Moda: Sanatla harmanlanan bir koleksiyon

Yüzde 100 doğal kumaşlarla hazırlanan, resim öğretmeni ve illüstrasyon sanatçısı Hülya Güney’in sulu boya resimlerinin aktarıldığı gömlekler, elbiseler, tişörtler ve kimonolardan oluşan ‘adL for art’ koleksiyonu her biri sanat eserine dönüşen parçalardan oluşuyor. Adil Işık Group Başkan Yardımcısı ve Tasarım Ekibi Direktörü Zehra Işık ve Hülya Güney, koleksiyonun hazırlık aşamasını anlattı.

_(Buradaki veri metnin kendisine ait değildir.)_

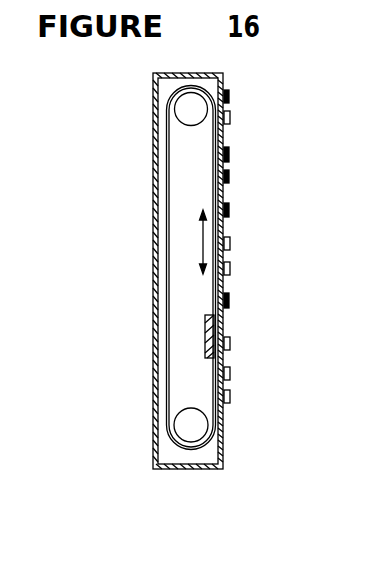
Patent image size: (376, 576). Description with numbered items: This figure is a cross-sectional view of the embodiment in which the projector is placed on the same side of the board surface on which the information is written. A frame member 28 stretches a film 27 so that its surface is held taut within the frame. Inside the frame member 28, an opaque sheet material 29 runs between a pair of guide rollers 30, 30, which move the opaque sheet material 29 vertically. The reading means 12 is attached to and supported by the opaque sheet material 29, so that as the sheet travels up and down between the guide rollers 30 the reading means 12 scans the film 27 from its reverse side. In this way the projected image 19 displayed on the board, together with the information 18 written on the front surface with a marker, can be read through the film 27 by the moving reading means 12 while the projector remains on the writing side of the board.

The frame member 28 is at (170, 73).
The opaque sheet material 29 is at (224, 166).
The projected image 19 is at (228, 212).
The film 27 is at (218, 254).
The reading means 12 is at (214, 333).
The information 18 is at (230, 373).
The guide rollers 30 is at (193, 433).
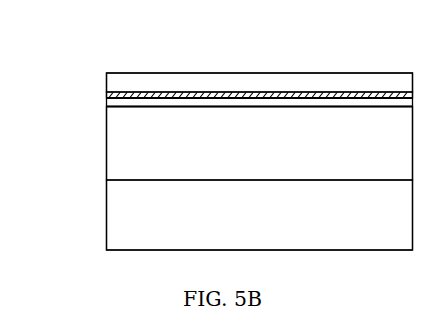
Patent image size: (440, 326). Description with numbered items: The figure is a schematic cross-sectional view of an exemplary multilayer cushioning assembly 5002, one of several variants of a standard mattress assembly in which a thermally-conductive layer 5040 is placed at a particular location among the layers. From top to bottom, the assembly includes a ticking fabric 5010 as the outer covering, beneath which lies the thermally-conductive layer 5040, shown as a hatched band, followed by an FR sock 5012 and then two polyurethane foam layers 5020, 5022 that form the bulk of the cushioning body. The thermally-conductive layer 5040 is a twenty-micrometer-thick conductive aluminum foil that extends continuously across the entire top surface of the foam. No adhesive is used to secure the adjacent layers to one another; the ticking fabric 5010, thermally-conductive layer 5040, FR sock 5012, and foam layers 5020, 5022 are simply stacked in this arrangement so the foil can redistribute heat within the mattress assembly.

The layered structure 5002 is at (265, 63).
The ticking fabric 5010 is at (125, 78).
The thermally-conductive layer 5040 is at (122, 94).
The FR sock 5012 is at (118, 101).
The polyurethane foam layer 5020 is at (130, 145).
The polyurethane foam layer 5022 is at (137, 215).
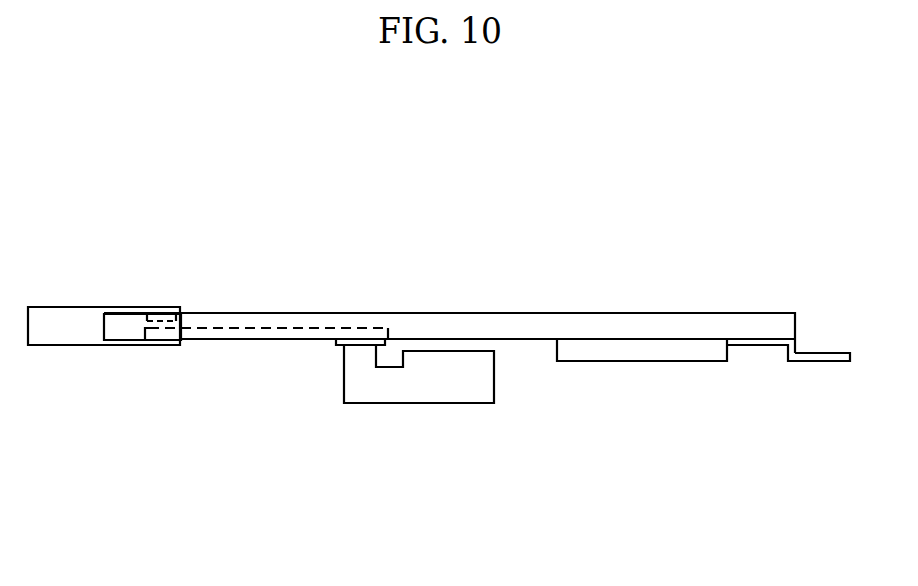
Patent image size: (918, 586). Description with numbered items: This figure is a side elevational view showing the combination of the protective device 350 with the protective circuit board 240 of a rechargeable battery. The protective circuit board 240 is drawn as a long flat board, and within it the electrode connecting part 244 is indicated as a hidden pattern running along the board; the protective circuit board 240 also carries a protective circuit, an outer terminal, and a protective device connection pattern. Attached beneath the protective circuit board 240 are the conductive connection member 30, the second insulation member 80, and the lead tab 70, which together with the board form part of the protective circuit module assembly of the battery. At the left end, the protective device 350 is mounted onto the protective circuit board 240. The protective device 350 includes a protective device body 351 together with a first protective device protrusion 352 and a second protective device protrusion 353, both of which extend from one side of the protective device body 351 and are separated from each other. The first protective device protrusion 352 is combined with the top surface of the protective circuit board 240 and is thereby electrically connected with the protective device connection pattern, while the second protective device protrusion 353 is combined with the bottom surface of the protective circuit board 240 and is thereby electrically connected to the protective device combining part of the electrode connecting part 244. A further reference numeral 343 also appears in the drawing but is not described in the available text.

The protective circuit board 240 is at (611, 283).
The electrode connecting part 244 is at (286, 332).
The conductive connection member 30 is at (423, 404).
The second insulation member 80 is at (643, 362).
The lead tab 70 is at (802, 362).
The protective device 350 is at (104, 272).
The protective device body 351 is at (64, 306).
The first protective device protrusion 352 is at (153, 312).
The feed terminal 343 is at (176, 312).
The second protective device protrusion 353 is at (155, 346).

Yazı: Gülru İncu / Elele Dergisi Ağustos 2021

‘adL for art’ koleksiyonunu hazırlarken nelerden ilham aldınız?
HÜLYA GÜNEY: Doğa sınırsız bir ilham kaynağı. İçsel yolculuklarımızı çizimlerle dışarıya aktardık. Çizgiler devam eden döngüyü sembolize ediyor. Devamlılık ve süreklilik iki temel nokta… Pandemi dönemiyle birlikte geçirdiğimiz zorlu süreçleri geride bırakıp olumlu duyguları yansıtmak istedik. Mutluluk ve iyi hissetmekten yola çıktık ve ortaya duygulara dokunan illüstrasyonlar çıktı.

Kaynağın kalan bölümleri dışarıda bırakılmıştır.